Which genres have I acquired the most books in and how has this changed over the years? This was a measure of how my interests have changed over time. Filtering by year and tracking which genre contained the most books, it looks they shifted from artificial intelligence to biology to neuroscience to probability theory to finance to puzzles to buddhism to animal behaviour (since adopting a dog).
Which books have I read more than a few times? The Complete Sherlock Holmes by Arthur Conan Doyle. The Predictors by Thomas Bass (describing a group of physicists who were among the first to apply machine learning to the financial markets). Vehicles by Valentino Braitenberg (a fascinating discussion of neuroscience by theoretical simulation of insect nervous systems). Hackers by Steven Levy (on early programmers, not computer break-ins). Three Men in a Boat by Jerome K Jerome. PG Wodehouse. Short stories by Borges. This was a fair representation of the things I’m really interested in, but would be hard put to recall from memory.

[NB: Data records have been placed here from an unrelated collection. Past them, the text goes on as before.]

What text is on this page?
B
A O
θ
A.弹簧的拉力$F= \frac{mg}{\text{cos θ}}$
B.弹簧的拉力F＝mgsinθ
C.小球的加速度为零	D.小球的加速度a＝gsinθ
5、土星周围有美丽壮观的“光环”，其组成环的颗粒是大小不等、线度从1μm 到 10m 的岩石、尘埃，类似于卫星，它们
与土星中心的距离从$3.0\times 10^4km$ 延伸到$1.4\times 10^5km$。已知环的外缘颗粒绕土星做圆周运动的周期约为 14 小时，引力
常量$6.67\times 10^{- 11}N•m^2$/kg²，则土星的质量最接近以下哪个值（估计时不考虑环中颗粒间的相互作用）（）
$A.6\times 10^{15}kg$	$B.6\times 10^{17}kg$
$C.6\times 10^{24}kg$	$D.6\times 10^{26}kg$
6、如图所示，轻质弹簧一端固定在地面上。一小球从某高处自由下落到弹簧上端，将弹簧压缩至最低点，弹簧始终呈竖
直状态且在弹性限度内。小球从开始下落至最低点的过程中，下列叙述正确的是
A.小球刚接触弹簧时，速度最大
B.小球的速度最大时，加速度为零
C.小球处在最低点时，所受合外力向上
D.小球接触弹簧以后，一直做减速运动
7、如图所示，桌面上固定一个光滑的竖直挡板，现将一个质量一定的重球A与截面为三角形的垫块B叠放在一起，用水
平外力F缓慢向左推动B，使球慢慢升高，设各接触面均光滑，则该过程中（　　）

Which books should I read again? Lolita by Vladimir Nabokov . The Glass Bead Game by Hermann Hesse.Tom Sharpe’s Wilt. Even Sherlock Holmes. This was an opportunity to think about other things that I once enjoyed but have fallen out of.
Which books have I not read that I really should? The Lord of the Rings trilogy by J. R. R. Tolkien (because I did enjoy The Hobbit). The Stainless Steel Rat books by Harry Harrison. The unread books Chuck Palahniuk. What are other things related to my present interests that I have never tried?
If I had a year left to live, which of these unread books I would still be compelled to read? This was a difficult list to make. Books on the bucket list were some books on the philosophy of mind, the philosophy of ethics, poetry, buddhism and interviews with Nabokov and Borges. But these were not books I had been planning to read in the near future. Why not? Why these books in particular? This is worth thinking about (and I’m still thinking about it.)
The list of questions to ask of the data is endless. Perhaps this essay is enough to encourage you, dear reader, to take another look at your own bookshelves. You might find an unexpected biography of yourself hidden among the paperbacks.